K.C. Busch was a Post-Doctoral Fellow with the Stanford NGSS Assessment Project at Stanford Center for Assessment, Language & Equity. She holds a Ph.D. in science education from Stanford University as well as an M.A. from the University of Texas in Austin. After completing a B.S. in ecology from Iowa State University, she taught secondary school science in Austin, Texas for twelve years; she also has two years of informal environmental education experience in Africa with the Peace Corps and in Nevada with the National Park Service.
Preetha K. Menon
Preetha K. Menon received her Ph.D. in Education from the University of California, Santa Cruz in 2015. As part of the TEEL project in UCSC, Dr. Preetha Menon helped design and implement a set of classroom case studies to assess the impact of the use of ESTELL pedagogy by first year teachers on the achievement of the 3rdthrough 5th grade students. She also developed and maintained the database for the student achievement study which included teacher interviews, EDAISI observation data and scores on student assessments. Dr. Preetha K. Menon’s research interests include improving science learning using classroom-based assessments in linguistically diverse classrooms where the role of language plays a key role. Using mixed-methods approach her dissertation research examined the perspectives of both teachers and students on the potential of multimodal tasks to support science learning in linguistically diverse classrooms. With her experiences as a middle school science teacher she has a strong commitment to using theory and research to improve the science teaching and learning of the increasing diverse K-12 student population.
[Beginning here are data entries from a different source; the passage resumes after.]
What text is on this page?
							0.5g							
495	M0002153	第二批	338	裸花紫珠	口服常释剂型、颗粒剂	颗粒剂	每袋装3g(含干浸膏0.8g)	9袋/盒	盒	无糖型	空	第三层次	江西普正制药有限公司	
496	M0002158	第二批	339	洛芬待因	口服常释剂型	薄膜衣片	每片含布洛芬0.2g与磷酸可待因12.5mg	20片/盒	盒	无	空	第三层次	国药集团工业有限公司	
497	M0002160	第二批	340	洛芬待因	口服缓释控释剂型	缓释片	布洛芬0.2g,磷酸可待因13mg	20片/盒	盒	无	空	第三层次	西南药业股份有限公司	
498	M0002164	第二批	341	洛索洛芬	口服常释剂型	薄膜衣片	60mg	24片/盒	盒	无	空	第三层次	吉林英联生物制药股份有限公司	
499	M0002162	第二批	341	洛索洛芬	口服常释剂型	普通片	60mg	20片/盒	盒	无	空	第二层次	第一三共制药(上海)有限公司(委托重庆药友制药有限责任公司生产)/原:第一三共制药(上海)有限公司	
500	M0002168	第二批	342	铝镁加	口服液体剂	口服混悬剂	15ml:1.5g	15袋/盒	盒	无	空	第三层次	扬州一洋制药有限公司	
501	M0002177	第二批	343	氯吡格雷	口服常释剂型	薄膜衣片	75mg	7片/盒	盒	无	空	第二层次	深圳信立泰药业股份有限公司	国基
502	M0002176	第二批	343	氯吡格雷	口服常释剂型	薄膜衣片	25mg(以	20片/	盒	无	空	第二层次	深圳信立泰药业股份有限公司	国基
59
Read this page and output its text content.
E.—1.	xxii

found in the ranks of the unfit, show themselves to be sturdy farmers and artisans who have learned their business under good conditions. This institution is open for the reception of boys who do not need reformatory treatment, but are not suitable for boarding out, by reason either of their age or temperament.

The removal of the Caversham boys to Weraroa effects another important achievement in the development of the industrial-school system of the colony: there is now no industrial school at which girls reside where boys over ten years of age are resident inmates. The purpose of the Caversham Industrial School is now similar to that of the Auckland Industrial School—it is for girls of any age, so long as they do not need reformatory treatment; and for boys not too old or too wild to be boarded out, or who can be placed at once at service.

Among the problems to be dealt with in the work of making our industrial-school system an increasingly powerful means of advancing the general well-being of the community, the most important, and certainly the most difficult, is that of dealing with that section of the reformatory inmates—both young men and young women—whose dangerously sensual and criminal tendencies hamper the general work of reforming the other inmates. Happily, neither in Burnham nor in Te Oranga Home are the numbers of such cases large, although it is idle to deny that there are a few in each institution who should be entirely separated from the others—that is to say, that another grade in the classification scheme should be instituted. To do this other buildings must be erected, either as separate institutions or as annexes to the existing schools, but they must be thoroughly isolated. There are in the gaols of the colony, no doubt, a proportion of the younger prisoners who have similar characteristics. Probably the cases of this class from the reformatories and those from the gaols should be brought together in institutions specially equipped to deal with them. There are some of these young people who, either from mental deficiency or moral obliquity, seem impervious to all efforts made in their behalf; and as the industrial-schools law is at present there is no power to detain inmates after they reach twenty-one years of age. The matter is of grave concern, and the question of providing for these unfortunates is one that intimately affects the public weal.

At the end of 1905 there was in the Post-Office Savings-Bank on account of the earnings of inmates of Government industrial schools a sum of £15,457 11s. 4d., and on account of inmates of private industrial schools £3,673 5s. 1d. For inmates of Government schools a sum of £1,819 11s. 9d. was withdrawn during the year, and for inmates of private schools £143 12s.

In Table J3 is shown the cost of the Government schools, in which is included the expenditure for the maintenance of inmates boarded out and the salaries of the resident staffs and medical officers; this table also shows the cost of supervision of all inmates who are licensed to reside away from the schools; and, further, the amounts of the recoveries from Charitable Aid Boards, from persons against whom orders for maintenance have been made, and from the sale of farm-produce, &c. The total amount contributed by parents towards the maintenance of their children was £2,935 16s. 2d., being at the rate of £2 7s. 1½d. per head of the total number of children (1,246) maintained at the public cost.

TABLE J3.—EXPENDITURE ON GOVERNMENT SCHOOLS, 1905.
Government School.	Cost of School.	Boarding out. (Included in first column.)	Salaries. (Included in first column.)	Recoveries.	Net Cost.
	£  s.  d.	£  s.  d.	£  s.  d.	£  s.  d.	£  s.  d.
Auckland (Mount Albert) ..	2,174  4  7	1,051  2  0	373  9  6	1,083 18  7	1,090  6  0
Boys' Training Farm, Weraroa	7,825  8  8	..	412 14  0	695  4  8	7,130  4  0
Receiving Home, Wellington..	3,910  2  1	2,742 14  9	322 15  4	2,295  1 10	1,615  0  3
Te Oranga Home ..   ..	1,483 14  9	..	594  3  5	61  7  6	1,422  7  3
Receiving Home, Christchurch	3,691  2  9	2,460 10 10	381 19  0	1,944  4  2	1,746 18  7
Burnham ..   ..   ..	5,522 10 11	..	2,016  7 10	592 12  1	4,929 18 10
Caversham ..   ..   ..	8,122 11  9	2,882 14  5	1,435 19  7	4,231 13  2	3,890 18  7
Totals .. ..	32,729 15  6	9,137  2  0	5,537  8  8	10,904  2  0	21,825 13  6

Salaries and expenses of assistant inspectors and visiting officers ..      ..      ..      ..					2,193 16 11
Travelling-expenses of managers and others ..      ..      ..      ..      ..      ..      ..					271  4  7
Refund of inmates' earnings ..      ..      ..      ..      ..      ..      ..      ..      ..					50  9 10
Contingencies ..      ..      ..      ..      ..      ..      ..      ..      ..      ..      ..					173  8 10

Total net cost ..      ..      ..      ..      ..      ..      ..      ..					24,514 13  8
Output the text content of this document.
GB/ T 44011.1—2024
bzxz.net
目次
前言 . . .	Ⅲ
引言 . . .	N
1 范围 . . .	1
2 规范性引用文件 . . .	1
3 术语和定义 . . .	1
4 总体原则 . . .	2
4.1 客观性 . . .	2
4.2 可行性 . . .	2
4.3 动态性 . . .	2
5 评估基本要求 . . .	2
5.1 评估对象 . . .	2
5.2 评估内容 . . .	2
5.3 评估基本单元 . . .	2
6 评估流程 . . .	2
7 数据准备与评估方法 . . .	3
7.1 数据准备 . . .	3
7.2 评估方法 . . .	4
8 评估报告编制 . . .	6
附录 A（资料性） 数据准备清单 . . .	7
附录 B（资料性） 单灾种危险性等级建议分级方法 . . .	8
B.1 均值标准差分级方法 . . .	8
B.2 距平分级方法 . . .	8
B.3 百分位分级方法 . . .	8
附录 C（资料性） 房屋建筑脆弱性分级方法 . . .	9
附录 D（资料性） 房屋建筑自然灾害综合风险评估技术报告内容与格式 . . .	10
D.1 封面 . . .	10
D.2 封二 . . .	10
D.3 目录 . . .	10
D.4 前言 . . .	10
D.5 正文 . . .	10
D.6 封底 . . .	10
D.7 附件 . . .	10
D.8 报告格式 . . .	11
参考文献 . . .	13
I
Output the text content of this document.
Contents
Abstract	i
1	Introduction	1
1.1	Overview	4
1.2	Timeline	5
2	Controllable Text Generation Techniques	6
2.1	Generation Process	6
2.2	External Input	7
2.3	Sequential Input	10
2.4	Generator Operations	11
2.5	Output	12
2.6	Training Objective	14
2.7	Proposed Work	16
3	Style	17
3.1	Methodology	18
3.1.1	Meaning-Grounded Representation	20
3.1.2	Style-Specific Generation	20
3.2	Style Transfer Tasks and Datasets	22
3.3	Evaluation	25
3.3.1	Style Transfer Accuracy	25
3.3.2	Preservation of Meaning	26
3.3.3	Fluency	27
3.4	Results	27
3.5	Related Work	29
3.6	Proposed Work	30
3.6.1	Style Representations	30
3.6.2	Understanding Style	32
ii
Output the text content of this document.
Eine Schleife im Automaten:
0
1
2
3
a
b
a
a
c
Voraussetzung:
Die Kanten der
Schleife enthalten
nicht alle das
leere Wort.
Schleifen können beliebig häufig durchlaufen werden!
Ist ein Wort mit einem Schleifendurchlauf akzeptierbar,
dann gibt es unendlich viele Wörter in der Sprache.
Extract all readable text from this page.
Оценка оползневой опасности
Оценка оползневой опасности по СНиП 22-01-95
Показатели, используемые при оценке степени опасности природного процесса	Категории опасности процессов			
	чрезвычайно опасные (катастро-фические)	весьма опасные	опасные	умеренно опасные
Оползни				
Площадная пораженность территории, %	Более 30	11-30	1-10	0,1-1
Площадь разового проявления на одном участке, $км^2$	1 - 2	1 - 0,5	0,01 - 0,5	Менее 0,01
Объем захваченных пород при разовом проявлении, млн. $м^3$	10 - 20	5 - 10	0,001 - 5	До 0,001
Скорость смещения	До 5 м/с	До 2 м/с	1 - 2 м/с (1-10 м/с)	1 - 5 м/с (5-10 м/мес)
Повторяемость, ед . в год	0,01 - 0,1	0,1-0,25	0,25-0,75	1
Paolo Martin is a Ph.D. candidate in Curriculum Studies and Teacher Education at the Graduate School of Education and an M.S. student in the Community Health and Prevention Research program at the Stanford School of Medicine. He earned his B.S. from UCLA in Microbiology, Immunology and Molecular Genetics, and M.A.Ed from UC Berekley. He spent much of his career in education working with students who struggle in reading, organizing and conducting in-service teacher academies at UC Berkeley's Graduate School of Education and the Lawrence of Hall of Science, teaching pre-service literacy methods courses, and consulting for the California Postsecondary Education Commission part of the Improving Teacher Quality Initiative. His research interests center around the dynamics of classroom discourse practices, and how those dynamics affect the the instructional decision of teachers and the well-being and learning experiences of students, especially in the realm of digital technologies.